Organizations need to recognize that these applications exist and must include them in their governance and privacy programs. This goes for other products which are driven by user sharing such as sync and share, instant messaging, social platforms and others. “This area of data represents the wilderness of stewardship and governance and so, needs a different set of tooling and practices to govern," Hale said. "These tools and practices should not be isolated to each application and need to be reviewed consistently to identify patterns of practice and the design of responses needed to deal with them."

Those practices will ebb and change, he said. "End-point protection and data loss prevention will help to an extent by bolting the doors but mapping and monitoring how data is used within these applications must complement those measures," Hale said. His company is extending the reach of data monitoring to encompass these platforms and include them in the scope of unstructured data mapping, monitoring and governance programs.

Can You Guarantee Collaboration Security?

Collaboration software has given way to a new attack vector because it is a widely deployed internal tool that is accessible via the internet. "We are increasingly seeing 'credential stuffing' as one of the most popular techniques to gain entry," said Mike Puglia, chief strategy officer at Ireland-based Kaseya. Simply put, attackers can gain credentials through phishing or by purchasing them from the millions of records for sale on the dark web and then testing (i.e. credential stuffing) those credentials on popular collaboration tools sites.
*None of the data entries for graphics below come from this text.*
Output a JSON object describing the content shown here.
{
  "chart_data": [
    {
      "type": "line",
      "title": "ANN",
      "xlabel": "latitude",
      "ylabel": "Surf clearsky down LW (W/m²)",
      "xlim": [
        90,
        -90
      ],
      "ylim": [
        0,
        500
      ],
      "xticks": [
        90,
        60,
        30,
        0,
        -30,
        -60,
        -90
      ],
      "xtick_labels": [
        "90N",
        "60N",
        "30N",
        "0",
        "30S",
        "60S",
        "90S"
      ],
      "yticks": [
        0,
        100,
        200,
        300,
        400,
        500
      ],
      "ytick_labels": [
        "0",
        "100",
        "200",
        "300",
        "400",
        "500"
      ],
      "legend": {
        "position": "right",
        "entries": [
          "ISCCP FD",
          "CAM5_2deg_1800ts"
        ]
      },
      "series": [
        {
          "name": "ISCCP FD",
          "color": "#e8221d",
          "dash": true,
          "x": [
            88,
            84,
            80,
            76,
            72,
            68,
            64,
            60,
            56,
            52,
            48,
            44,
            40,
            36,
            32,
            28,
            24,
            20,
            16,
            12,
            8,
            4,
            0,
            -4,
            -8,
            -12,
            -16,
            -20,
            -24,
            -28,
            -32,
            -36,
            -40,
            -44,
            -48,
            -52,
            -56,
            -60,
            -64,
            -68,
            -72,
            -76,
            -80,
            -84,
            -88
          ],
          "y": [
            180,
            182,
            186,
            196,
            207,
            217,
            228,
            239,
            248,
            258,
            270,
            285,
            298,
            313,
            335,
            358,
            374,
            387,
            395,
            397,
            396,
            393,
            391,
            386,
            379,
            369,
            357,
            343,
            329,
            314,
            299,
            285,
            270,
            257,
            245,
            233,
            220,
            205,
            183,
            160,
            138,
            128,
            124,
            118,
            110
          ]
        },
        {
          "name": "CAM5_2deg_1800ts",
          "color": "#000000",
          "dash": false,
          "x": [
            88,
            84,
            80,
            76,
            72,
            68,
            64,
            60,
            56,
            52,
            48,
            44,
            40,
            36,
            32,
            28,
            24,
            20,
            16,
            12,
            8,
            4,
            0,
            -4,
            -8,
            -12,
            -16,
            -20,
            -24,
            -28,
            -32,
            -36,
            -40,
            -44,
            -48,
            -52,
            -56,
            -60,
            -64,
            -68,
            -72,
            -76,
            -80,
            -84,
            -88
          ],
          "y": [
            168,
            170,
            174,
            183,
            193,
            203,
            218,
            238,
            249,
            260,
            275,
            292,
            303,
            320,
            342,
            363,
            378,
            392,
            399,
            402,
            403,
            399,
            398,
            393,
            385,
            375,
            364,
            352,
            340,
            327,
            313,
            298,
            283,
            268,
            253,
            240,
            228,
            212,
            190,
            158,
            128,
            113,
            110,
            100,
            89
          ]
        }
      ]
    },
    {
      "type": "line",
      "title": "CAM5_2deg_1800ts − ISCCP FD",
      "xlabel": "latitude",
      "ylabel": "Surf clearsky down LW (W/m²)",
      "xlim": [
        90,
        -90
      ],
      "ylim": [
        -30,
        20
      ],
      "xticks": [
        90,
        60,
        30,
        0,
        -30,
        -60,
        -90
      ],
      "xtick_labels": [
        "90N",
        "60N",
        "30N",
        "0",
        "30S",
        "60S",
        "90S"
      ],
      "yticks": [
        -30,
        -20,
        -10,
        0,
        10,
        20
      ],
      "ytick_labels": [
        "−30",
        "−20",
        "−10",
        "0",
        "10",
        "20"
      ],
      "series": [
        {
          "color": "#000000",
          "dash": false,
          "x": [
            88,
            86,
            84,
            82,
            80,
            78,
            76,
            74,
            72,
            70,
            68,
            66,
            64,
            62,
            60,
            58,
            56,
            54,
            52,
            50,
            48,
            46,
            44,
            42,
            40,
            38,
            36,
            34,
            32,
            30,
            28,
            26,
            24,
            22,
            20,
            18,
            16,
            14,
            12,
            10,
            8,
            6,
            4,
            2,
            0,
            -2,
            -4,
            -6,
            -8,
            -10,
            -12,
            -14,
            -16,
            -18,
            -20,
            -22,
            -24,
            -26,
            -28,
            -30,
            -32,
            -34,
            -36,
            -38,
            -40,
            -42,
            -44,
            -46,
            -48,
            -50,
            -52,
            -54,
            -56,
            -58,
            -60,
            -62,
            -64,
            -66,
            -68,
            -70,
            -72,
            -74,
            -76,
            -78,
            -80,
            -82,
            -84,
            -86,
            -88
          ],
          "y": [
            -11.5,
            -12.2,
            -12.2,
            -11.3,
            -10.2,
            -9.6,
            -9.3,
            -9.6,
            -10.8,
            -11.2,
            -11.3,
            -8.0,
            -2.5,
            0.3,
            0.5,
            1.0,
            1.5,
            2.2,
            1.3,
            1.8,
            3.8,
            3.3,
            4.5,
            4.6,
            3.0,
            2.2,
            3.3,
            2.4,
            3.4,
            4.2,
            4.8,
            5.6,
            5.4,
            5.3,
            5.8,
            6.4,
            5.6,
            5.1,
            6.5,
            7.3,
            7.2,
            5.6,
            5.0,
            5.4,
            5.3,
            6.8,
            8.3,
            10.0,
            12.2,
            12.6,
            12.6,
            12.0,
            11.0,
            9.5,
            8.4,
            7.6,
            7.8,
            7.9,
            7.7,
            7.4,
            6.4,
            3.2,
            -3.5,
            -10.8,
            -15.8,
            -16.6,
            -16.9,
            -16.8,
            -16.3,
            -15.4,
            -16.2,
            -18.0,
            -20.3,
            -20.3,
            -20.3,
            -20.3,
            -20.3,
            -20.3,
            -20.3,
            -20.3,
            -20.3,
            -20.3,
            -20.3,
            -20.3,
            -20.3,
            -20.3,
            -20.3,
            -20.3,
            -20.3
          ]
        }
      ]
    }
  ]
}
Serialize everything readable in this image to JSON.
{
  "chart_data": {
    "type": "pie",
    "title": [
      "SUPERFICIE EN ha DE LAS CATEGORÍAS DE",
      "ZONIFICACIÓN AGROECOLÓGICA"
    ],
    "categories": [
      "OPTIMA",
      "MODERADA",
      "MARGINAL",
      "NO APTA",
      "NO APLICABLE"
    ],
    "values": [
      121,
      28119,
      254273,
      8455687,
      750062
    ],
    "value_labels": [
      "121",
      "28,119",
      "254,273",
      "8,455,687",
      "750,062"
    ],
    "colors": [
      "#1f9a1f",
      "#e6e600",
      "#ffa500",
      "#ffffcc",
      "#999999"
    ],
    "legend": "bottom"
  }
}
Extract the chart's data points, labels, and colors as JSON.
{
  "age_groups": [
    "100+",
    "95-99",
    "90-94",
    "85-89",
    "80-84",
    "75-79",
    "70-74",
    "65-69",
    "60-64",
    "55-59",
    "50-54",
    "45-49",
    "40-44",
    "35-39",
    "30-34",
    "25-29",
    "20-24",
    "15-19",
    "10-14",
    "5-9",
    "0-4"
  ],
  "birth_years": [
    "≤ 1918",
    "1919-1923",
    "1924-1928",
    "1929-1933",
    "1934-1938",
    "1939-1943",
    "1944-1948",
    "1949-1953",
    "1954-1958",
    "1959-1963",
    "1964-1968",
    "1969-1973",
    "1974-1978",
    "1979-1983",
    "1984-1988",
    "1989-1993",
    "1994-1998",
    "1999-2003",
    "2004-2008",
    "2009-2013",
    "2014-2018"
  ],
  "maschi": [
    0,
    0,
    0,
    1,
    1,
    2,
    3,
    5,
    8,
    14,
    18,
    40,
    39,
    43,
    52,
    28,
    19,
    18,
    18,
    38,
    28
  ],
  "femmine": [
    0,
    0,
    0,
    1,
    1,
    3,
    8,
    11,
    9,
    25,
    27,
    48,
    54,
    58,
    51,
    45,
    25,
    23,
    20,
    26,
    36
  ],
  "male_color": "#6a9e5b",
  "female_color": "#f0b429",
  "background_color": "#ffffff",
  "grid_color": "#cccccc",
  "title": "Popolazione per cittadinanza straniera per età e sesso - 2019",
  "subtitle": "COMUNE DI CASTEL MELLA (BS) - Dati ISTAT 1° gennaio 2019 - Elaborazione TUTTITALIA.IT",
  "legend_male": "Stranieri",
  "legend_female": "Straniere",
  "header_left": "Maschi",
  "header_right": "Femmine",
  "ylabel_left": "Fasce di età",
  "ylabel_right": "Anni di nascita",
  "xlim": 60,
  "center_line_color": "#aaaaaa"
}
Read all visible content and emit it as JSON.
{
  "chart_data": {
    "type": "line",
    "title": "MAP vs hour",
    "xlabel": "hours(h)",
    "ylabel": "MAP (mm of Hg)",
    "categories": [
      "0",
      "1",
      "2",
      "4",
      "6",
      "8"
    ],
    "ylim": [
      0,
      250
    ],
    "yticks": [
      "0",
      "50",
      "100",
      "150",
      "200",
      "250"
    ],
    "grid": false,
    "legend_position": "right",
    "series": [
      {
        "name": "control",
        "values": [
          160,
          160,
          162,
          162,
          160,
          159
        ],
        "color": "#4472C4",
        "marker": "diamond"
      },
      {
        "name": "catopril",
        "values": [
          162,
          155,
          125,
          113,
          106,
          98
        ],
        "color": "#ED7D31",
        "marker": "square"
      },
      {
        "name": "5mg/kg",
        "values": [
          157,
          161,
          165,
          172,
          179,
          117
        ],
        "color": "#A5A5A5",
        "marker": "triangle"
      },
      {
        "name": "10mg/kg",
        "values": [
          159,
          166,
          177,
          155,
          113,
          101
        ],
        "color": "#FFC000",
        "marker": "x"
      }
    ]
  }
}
Malicious attackers are betting their targets are using one or more popular tools such as Microsoft Teams, Slack, Google or Zoom. With a success rate between 0.5% and 2%, it is a low effort way to gain access to enterprise tools.

To combat the threat and protect employee credentials, organizations should implement multi-factor authentication (MFA), simulate phishing attacks to train employees and monitor their domains on the dark web.

With work teams scrambling to create better channels of communication while working remotely, is there a guarantee on the safety of our sensitive messages online? Don't bet on it, said Stefan Smulders, CEO of Netherlands-based Expandi

“The bottom line is, there really isn’t,” he said. "Messaging platforms have access to all your messages and a breach in their security systems is enough to have your neck on the line. While new privacy features continue to be rolled out, there is no room for complacency about the data we share in these channels."

The truth is workers cannot avoid using these platforms so be careful in handling data instead. Encrypt and lock files, especially editable ones, and make them available only to certain people who need them. Use PDF format as much as possible to prevent copy-pastes and other manipulation of data. Set privacy settings and accessibility according to employee rank to make sure staff only have access to the data they need to access and no more.